I am a 25-year-old straight woman.
I recently started seeing a man. The first time I slept with him, he told me that he was interested in a relationship, and I told him that I wanted to keep things purely casual. Over the next month and a half of talking to him, hanging out and having sex, I started to really like him. I was thinking about changing my mind and taking the relationship to the next level.
The last time I saw him was a week ago. He came over, we had sex, and then he mentioned he had met someone else. As he was beginning to elaborate, I told him to leave.
My anger comes from his timing. If he had told me this before we had sex, Dan, I would have been able to have a constructive conversation about this. The problem now, if I'm being completely honest with myself, is that I really like him and I don't want to stop seeing him.

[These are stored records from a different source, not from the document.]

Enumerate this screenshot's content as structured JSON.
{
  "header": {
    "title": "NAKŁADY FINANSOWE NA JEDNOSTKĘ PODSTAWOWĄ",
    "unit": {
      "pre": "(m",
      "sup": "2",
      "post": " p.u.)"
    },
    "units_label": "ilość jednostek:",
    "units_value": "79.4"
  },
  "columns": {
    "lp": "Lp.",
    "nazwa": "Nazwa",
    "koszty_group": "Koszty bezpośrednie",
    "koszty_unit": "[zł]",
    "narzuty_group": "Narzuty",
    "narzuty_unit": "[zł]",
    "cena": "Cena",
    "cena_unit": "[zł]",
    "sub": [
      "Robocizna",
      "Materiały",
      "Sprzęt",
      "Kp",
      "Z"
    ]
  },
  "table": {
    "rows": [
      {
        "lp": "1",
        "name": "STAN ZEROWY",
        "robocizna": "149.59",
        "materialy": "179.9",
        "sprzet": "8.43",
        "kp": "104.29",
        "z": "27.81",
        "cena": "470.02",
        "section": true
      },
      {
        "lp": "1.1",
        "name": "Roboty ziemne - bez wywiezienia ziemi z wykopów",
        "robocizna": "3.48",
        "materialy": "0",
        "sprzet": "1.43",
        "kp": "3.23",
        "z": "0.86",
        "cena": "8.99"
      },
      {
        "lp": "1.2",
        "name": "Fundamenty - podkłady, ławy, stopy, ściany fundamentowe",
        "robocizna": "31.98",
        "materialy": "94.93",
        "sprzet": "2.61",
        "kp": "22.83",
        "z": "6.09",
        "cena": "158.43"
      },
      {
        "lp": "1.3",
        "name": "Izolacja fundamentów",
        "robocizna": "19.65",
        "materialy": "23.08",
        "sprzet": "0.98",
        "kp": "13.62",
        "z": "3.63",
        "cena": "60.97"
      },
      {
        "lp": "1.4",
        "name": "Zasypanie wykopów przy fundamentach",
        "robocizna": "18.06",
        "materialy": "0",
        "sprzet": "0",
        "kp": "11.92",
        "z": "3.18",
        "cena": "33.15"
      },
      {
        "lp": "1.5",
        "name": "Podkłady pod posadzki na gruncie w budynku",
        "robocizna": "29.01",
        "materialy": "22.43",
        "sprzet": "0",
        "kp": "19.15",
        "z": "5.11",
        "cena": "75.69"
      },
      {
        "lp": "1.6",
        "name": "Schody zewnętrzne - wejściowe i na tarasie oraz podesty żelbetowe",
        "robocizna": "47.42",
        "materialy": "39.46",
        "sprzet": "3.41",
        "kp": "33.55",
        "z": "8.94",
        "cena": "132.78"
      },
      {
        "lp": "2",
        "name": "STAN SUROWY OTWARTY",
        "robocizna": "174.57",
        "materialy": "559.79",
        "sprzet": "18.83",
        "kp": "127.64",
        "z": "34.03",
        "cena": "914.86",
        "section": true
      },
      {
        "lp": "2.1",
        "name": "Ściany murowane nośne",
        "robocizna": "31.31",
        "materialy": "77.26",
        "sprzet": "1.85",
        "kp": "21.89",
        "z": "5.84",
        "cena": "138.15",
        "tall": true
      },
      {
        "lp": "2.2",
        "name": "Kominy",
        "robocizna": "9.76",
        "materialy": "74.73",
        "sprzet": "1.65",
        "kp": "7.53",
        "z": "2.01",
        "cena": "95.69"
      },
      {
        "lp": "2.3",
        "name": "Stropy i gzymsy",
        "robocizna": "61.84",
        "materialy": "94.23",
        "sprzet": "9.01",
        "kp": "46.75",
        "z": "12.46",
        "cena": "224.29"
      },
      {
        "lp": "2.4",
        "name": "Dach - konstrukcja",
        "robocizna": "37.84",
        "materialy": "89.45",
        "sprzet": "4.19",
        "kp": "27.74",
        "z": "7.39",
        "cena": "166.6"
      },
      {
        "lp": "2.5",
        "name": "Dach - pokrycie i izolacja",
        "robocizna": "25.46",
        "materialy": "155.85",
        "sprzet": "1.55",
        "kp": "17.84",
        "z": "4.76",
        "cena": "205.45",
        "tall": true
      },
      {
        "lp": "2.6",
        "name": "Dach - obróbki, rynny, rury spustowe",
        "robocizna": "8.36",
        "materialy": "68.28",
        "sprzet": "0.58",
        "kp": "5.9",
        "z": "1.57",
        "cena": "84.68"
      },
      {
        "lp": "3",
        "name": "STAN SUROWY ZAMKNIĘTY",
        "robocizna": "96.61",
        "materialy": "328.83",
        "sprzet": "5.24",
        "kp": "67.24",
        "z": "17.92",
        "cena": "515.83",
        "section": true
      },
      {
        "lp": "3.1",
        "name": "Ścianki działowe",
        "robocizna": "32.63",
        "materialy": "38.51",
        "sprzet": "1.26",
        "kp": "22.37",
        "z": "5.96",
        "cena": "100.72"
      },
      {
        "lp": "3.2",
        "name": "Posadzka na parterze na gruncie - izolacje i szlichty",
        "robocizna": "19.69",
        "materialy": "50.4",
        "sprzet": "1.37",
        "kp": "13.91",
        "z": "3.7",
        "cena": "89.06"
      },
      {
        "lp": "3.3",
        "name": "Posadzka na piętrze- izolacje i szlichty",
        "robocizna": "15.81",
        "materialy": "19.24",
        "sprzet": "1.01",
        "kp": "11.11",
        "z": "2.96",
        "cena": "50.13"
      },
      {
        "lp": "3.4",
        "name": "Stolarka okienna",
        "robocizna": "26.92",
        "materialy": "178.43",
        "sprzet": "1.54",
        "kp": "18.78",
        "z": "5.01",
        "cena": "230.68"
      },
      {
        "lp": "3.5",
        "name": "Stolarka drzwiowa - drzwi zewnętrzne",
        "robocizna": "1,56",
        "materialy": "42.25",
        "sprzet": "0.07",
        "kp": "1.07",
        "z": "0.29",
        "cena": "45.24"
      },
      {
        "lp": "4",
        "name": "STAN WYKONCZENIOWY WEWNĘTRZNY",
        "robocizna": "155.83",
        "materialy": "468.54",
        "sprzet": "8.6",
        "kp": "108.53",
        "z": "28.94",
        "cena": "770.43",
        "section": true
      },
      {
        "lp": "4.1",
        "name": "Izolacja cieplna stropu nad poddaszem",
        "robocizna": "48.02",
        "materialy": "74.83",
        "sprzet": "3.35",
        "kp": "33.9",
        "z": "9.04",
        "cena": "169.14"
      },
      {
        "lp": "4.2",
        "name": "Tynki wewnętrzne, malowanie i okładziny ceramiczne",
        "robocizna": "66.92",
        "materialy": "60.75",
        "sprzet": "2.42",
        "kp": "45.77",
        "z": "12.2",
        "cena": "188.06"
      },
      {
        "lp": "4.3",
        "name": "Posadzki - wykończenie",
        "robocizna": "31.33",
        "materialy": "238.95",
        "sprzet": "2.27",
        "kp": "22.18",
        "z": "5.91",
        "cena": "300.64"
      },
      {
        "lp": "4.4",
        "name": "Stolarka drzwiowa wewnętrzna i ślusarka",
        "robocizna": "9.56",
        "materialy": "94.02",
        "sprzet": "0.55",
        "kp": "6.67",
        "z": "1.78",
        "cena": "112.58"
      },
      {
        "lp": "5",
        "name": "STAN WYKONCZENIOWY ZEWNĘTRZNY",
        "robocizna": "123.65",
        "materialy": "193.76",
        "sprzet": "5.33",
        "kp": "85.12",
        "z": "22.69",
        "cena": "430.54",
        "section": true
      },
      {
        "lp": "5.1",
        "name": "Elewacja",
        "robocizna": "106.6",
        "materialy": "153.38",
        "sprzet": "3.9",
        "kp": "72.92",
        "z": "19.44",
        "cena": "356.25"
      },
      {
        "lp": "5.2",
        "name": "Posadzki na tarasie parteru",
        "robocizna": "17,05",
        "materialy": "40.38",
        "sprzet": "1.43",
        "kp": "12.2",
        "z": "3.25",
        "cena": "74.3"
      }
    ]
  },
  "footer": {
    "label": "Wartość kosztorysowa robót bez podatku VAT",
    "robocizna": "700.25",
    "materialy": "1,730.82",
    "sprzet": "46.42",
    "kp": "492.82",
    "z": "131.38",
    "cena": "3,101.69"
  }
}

A couple of questions: Do I reach out to him again? Did I overreact?
Left In The Lurch

I can understand why you were upset. You had already taken things to the "next level" in your heart – you were thinking of this guy as your boyfriend – you just hadn't gotten around to informing him about the upgrade. And you assumed that, when you did get around to letting him know, he would be delighted. Because he was the one who wanted a relationship at the beginning, right?
Unfortunately, LITL, he took you at your word when you said you weren't interested in a relationship. Keeping things "purely casual" with you meant he was free to pursue a relationship with someone else.
I can't help but wonder what he was about to say when you told him to get out. He met someone else, which wasn't a violation of your rules. Did that mean things were over between you two (which would make the timing of the last fuck an insult)? Or was he willing to pass on this other girl if you were ready for a relationship (which would make tossing him out before he could elaborate a mistake)? You probably should've heard him out.
Go ahead and reach out. Let him know that you were thinking about taking things to the next level – ughers to that phrase – before he told you about the other girl. You were starting to fall for him, you hoped he felt the same, and you were disappointed. But since he was only doing what you asked – keeping it casual – you can't fault him for keeping his options open, looking around, dating other girls, etc. And you can't fault him for failing to read your mind.
Close by telling him that you'd be open to dating – a real, noncasual relationship – if things don't work out with this other girl.